All of these results suggest that chaperones play critical roles in facilitating the accumulation of mutated proteins in polyglutamine expansion diseases. The possible roles of Hsp70 and Hsp90 in this disease system are strikingly similar to their suspected roles in facilitating tauopathy and other neurodegenerative diseases. However, while Hsp90 inhibition and increased Hsp70 expression have shown promise in alleviating toxic pathology of the polyglutamine diseases in both cellular and animal models, their effectiveness as therapeutic strategies awaits validation in clinical trials.

Conclusions

As reviewed here, the Hsp90 chaperone network likely facilitates many proteinopathic neurodegenerative diseases. Basal disease conditions dominated by constitutive Hsc70 expression favour the binding of aberrant clients to Hsc70. This client/Hsc70 complex then presents the client to Hsp90 for (presumably) unsuccessful folding. Since Hsc70 is commonly associated with insoluble client aggregates, we can surmise that, during disease conditions, Hsc70 binding to aberrant clients favours client accumulation and aggregation. Upon Hsp90 inhibition, however, two important changes take place. First, the folding pathway of Hsp90 is eliminated as an option, shunting the flow of cycling clients toward degradation pathways. Second, Hsp70 expression is greatly increased with the induced heat-shock response. Experimental evidence shows that Hsp70 binding results in aberrant client degradation, most likely by increasing the possibility that the Hsp70-client complex will be ubiquitinated by CHIP and eventually degraded. While increasing Hsp70 expression alone can decrease levels of aberrant client proteins, results from both cell and animal models of neurodegeneration suggest that the greatest benefit comes from Hsp90 inhibition and the combined actions of stopping client folding and increasing Hsp70 expression. Thus, pharmacologic inhibition of Hsp90 and induction of a neuroprotective heat-shock response have a two-pronged effect on aggregating neurodegenerative clients, in that the inhibition breaks the “non-functional folding cycle” driven by Hsp90 and the subsequent induction of HSPs increases the presence of the pro-degradation Hsp70 (Figures 1 and 2).

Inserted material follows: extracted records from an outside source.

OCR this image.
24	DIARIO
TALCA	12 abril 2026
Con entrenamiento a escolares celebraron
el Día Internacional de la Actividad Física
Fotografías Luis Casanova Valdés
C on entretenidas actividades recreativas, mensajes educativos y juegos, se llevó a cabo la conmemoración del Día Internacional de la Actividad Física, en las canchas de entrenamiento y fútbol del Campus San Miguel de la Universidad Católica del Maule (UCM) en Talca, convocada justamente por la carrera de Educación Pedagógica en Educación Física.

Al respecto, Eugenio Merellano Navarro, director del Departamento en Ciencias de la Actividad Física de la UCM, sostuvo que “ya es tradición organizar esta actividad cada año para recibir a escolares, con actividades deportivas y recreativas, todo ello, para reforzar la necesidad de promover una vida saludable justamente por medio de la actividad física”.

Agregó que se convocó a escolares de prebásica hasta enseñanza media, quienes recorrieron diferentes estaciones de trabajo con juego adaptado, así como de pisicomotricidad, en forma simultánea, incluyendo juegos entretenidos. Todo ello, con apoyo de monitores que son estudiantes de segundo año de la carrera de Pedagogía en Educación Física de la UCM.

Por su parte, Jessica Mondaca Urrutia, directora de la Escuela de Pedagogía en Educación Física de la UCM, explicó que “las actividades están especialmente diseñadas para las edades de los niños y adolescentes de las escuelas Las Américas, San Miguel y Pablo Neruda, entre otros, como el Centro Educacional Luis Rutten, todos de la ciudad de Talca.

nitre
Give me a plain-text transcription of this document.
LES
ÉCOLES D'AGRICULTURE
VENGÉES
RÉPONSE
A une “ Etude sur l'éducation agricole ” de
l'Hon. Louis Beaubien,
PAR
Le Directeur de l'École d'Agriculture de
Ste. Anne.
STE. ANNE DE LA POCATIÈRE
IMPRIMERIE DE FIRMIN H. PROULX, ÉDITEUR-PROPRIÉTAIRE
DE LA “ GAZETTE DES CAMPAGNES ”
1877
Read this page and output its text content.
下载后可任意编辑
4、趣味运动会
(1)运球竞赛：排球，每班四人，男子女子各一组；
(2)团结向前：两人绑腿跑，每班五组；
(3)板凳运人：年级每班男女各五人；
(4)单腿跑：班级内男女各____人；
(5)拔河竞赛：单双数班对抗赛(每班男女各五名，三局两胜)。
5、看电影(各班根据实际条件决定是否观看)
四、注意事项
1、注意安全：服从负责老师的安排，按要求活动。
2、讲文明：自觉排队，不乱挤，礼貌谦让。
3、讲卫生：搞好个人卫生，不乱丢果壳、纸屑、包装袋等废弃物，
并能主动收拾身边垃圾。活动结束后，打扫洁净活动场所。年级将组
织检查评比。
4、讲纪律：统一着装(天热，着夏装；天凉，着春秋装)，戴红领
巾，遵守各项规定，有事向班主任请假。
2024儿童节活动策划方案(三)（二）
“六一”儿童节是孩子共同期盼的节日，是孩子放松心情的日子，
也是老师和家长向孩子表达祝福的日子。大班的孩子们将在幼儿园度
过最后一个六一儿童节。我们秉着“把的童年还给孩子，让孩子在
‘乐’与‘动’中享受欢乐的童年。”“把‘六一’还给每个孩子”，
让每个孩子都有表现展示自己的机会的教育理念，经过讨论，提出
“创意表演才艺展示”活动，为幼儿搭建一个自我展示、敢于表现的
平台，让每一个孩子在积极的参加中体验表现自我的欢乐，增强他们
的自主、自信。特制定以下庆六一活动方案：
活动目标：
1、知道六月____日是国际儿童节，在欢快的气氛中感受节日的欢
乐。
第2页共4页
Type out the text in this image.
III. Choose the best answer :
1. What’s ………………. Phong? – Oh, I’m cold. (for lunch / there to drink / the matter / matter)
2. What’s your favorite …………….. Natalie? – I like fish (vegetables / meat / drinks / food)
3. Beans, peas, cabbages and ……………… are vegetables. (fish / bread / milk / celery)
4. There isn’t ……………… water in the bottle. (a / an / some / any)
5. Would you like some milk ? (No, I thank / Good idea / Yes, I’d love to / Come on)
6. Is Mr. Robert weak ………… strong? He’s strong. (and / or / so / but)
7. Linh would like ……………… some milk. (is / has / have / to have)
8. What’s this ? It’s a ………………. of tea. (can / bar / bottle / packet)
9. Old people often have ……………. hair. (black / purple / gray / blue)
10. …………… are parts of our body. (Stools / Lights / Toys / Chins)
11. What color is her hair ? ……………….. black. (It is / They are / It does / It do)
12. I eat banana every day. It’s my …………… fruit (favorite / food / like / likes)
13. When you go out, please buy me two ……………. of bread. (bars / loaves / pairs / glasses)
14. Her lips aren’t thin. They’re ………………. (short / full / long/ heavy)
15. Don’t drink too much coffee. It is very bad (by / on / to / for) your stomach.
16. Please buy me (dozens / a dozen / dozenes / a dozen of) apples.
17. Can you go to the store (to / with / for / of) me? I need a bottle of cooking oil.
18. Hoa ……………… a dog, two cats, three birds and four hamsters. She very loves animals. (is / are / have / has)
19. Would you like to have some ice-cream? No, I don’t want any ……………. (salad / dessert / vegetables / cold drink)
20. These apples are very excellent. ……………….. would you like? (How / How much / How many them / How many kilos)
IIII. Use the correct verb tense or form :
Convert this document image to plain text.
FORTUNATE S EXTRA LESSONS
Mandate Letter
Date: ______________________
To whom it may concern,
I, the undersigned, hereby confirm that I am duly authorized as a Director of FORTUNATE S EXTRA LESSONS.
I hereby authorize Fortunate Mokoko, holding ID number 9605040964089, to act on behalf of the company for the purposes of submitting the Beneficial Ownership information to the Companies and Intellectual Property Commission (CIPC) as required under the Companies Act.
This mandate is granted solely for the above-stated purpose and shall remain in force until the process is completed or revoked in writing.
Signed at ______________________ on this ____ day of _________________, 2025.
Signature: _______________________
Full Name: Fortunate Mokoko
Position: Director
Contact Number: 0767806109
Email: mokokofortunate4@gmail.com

The role of the Hsp90 chaperone network machinery in the regulation of aberrant proteins makes it a prime therapeutic target in treating the spectrum of neurodegenerative diseases (Table 1). While Hsp90 inhibitors clearly show therapeutic potential in multiple animal models expressing mutant aggregating proteins, it remains uncertain whether they will prove similarly successful in the larger number of patients with idiopathic disease. Despite this, mounting evidence suggests that most of these neurodegenerative models also benefit from induction of the heat-shock response and/or increased expression of Hsp70 and the subsequent degradation of problem proteins. This offers some hope that these processes may be generalized to many proteinopathic neurodegenerative diseases. Much work remains to fully elucidate the roles of Hsp90 network chaperones in neurodegenerative disease. Experimental results from the last decade speak to the potential of chaperone manipulation, specifically Hsp90 inhibition and up-regulation of Hsp70, as promising therapeutic paradigms that may be applicable across a broad range of neurodegenerative disease.